The aforementioned methods of showing evidence for what you are thinking or proverb can work with deconstructing a story or a mathematical graph, Gulden said.

James uses the method in didactics all subjects to her 2nd-graders, such as when she introduces the 100s number chart to hash out identify value.

"They will talk about it being a grid, how each space is equal," she said. "They will find the numbers going across are 1 to x. I then come in and say that the horizontal numbers are 1 to 10. And then they will notice the vertical numbers are counting past 10s."

"Very often young children take an virtually deeper perception of what they're seeing," said Fresno State professor Kim Morin. "They don't take preconceptions. They don't think: 'I don't get information technology.'"

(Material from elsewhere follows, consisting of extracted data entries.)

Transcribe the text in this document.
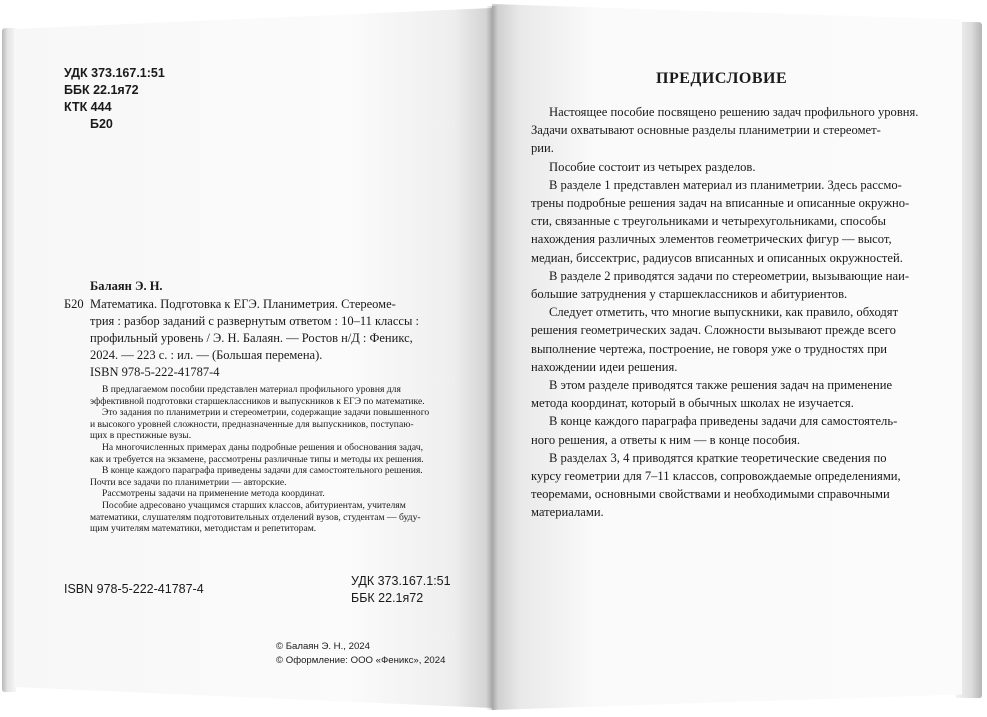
УДК 373.167.1:51
ББК 22.1я72
КТК 444
Б20
Балаян Э. Н.
Б20 Математика. Подготовка к ЕГЭ. Планиметрия. Стереоме-
трия : разбор заданий с развернутым ответом : 10–11 классы :
профильный уровень / Э. Н. Балаян. — Ростов н/Д : Феникс,
2024. — 223 с. : ил. — (Большая перемена).
ISBN 978-5-222-41787-4
В предлагаемом пособии представлен материал профильного уровня для
эффективной подготовки старшеклассников и выпускников к ЕГЭ по математике.
Это задания по планиметрии и стереометрии, содержащие задачи повышенного
и высокого уровней сложности, предназначенные для выпускников, поступаю-
щих в престижные вузы.
На многочисленных примерах даны подробные решения и обоснования задач,
как и требуется на экзамене, рассмотрены различные типы и методы их решения.
В конце каждого параграфа приведены задачи для самостоятельного решения.
Почти все задачи по планиметрии — авторские.
Рассмотрены задачи на применение метода координат.
Пособие адресовано учащимся старших классов, абитуриентам, учителям
математики, слушателям подготовительных отделений вузов, студентам — буду-
щим учителям математики, методистам и репетиторам.
ISBN 978-5-222-41787-4
УДК 373.167.1:51
ББК 22.1я72
© Балаян Э. Н., 2024
© Оформление: ООО «Феникс», 2024
ПРЕДИСЛОВИЕ
Настоящее пособие посвящено решению задач профильного уровня.
Задачи охватывают основные разделы планиметрии и стереомет-
рии.
Пособие состоит из четырех разделов.
В разделе 1 представлен материал из планиметрии. Здесь рассмо-
трены подробные решения задач на вписанные и описанные окружно-
сти, связанные с треугольниками и четырехугольниками, способы
нахождения различных элементов геометрических фигур — высот,
медиан, биссектрис, радиусов вписанных и описанных окружностей.
В разделе 2 приводятся задачи по стереометрии, вызывающие наи-
большие затруднения у старшеклассников и абитуриентов.
Следует отметить, что многие выпускники, как правило, обходят
решения геометрических задач. Сложности вызывают прежде всего
выполнение чертежа, построение, не говоря уже о трудностях при
нахождении идеи решения.
В этом разделе приводятся также решения задач на применение
метода координат, который в обычных школах не изучается.
В конце каждого параграфа приведены задачи для самостоятель-
ного решения, а ответы к ним — в конце пособия.
В разделах 3, 4 приводятся краткие теоретические сведения по
курсу геометрии для 7–11 классов, сопровождаемые определениями,
теоремами, основными свойствами и необходимыми справочными
материалами.
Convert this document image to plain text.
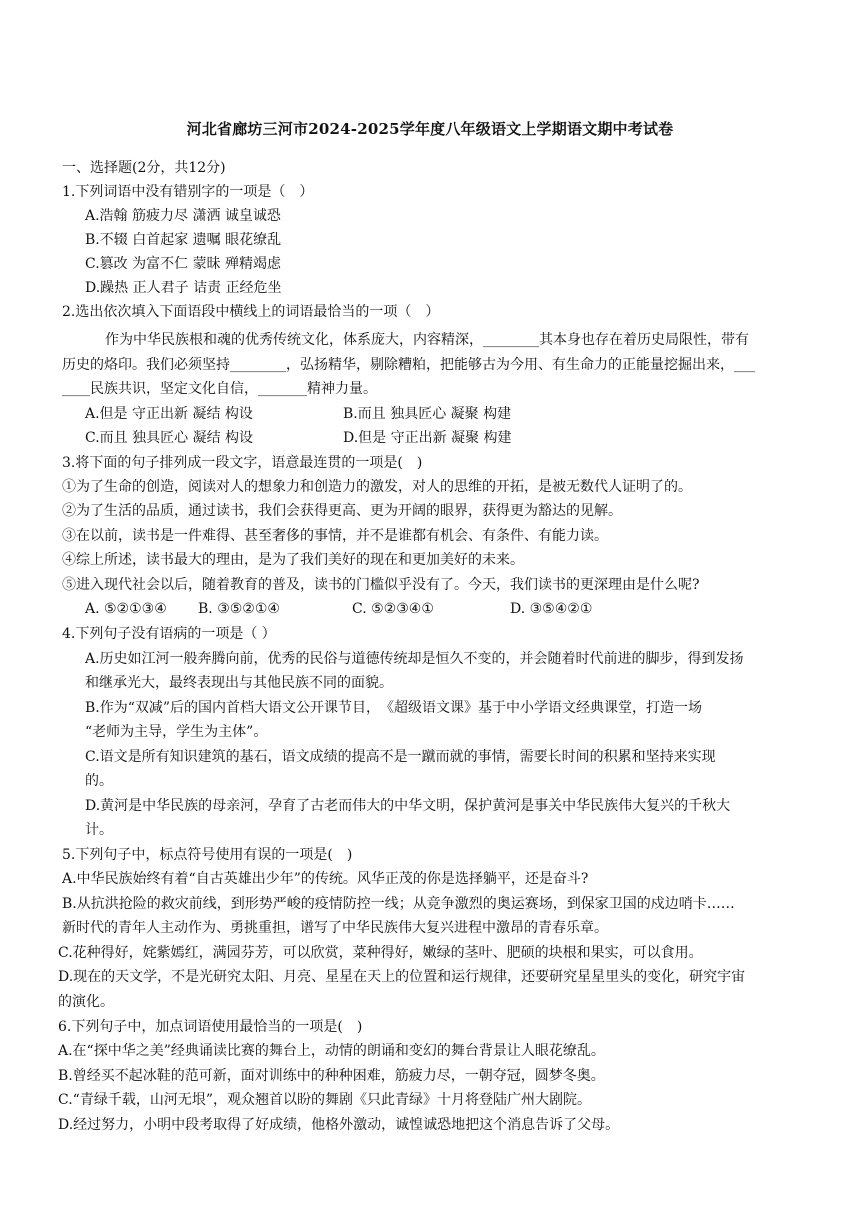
河北省廊坊三河市2024-2025学年度八年级语文上学期语文期中考试卷
一、选择题(2分，共12分)
1.下列词语中没有错别字的一项是（　）
A.浩翰 筋疲力尽 潇洒 诚皇诚恐
B.不辍 白首起家 遗嘱 眼花缭乱
C.篡改 为富不仁 蒙昧 殚精竭虑
D.躁热 正人君子 诘责 正经危坐
2.选出依次填入下面语段中横线上的词语最恰当的一项（　）
作为中华民族根和魂的优秀传统文化，体系庞大，内容精深，________其本身也存在着历史局限性，带有
历史的烙印。我们必须坚持________，弘扬精华，剔除糟粕，把能够古为今用、有生命力的正能量挖掘出来，___
____民族共识，坚定文化自信，_______精神力量。
A.但是 守正出新 凝结 构设	B.而且 独具匠心 凝聚 构建
C.而且 独具匠心 凝结 构设	D.但是 守正出新 凝聚 构建
3.将下面的句子排列成一段文字，语意最连贯的一项是(　)
①为了生命的创造，阅读对人的想象力和创造力的激发，对人的思维的开拓，是被无数代人证明了的。
②为了生活的品质，通过读书，我们会获得更高、更为开阔的眼界，获得更为豁达的见解。
③在以前，读书是一件难得、甚至奢侈的事情，并不是谁都有机会、有条件、有能力读。
④综上所述，读书最大的理由，是为了我们美好的现在和更加美好的未来。
⑤进入现代社会以后，随着教育的普及，读书的门槛似乎没有了。今天，我们读书的更深理由是什么呢?
A. ⑤②①③④ B. ③⑤②①④	C. ⑤②③④①	D. ③⑤④②①
4.下列句子没有语病的一项是（ ）
A.历史如江河一般奔腾向前，优秀的民俗与道德传统却是恒久不变的，并会随着时代前进的脚步，得到发扬
和继承光大，最终表现出与其他民族不同的面貌。
B.作为“双减”后的国内首档大语文公开课节目，　《超级语文课》基于中小学语文经典课堂，打造一场
“老师为主导，学生为主体”。
C.语文是所有知识建筑的基石，语文成绩的提高不是一蹴而就的事情，需要长时间的积累和坚持来实现
的。
D.黄河是中华民族的母亲河，孕育了古老而伟大的中华文明，保护黄河是事关中华民族伟大复兴的千秋大
计。
5.下列句子中，标点符号使用有误的一项是(　)
A.中华民族始终有着“自古英雄出少年”的传统。风华正茂的你是选择躺平，还是奋斗?
B.从抗洪抢险的救灾前线，到形势严峻的疫情防控一线；从竞争激烈的奥运赛场，到保家卫国的戍边哨卡……
新时代的青年人主动作为、勇挑重担，谱写了中华民族伟大复兴进程中激昂的青春乐章。
C.花种得好，姹紫嫣红，满园芬芳，可以欣赏，菜种得好，嫩绿的茎叶、肥硕的块根和果实，可以食用。
D.现在的天文学，不是光研究太阳、月亮、星星在天上的位置和运行规律，还要研究星星里头的变化，研究宇宙
的演化。
6.下列句子中，加点词语使用最恰当的一项是(　)
A.在“探中华之美”经典诵读比赛的舞台上，动情的朗诵和变幻的舞台背景让人眼花缭乱。
B.曾经买不起冰鞋的范可新，面对训练中的种种困难，筋疲力尽，一朝夺冠，圆梦冬奥。
C.“青绿千载，山河无垠”，观众翘首以盼的舞剧《只此青绿》十月将登陆广州大剧院。
D.经过努力，小明中段考取得了好成绩，他格外激动，诚惶诚恐地把这个消息告诉了父母。
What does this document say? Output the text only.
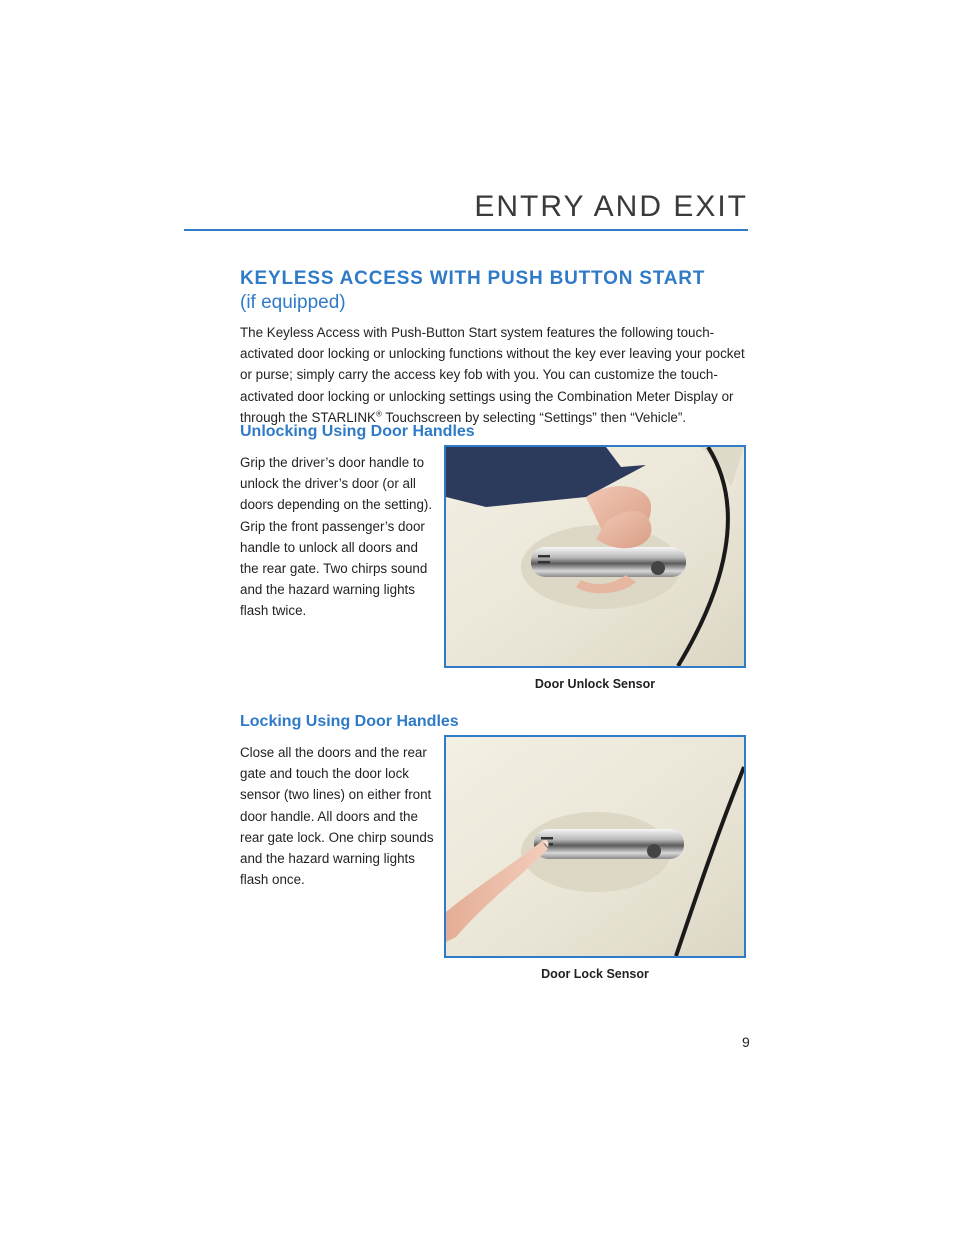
ENTRY AND EXIT
KEYLESS ACCESS WITH PUSH BUTTON START
(if equipped)

The Keyless Access with Push-Button Start system features the following touch-activated door locking or unlocking functions without the key ever leaving your pocket or purse; simply carry the access key fob with you. You can customize the touch-activated door locking or unlocking settings using the Combination Meter Display or through the STARLINK® Touchscreen by selecting “Settings” then “Vehicle”.

Unlocking Using Door Handles

Grip the driver’s door handle to unlock the driver’s door (or all doors depending on the setting). Grip the front passenger’s door handle to unlock all doors and the rear gate. Two chirps sound and the hazard warning lights flash twice.

Door Unlock Sensor
Locking Using Door Handles

Close all the doors and the rear gate and touch the door lock sensor (two lines) on either front door handle. All doors and the rear gate lock. One chirp sounds and the hazard warning lights flash once.

Door Lock Sensor
9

Fresno has decided to implement the curriculum by adding it to a course each year, beginning with preschool children final year and transitional kindergartners this yr. The integrated approach will follow the children equally they motion through the Thou-12 system.

Starting young has its advantages, Morin said. "Very ofttimes young children have an about deeper perception of what they're seeing," she said. "They don't have preconceptions. They don't think: 'I don't get it.'"

In a research paper on talking well-nigh art with immature people, David Bell, an associate professor at the University of Otago in New Zealand, says that "children are less inhibited than many adults in their engagement with artworks."

"They may be surprised, entertained, puzzled or challenged past what they see," he said. "They are as well likely to express their various responses to the works in exclamations, comments or conversations."

Teachers laud the method for slowing things down in a fast-paced world and edifice on young children'south natural ability to larn through observing.

"Everyone is worried most kids having access to applied science," Levett said. "They're too little. They demand to acquire how to await slowly, really notice. Everything in engineering is click, click, click. This method hones the arts and crafts of looking deeply and really listening to each other."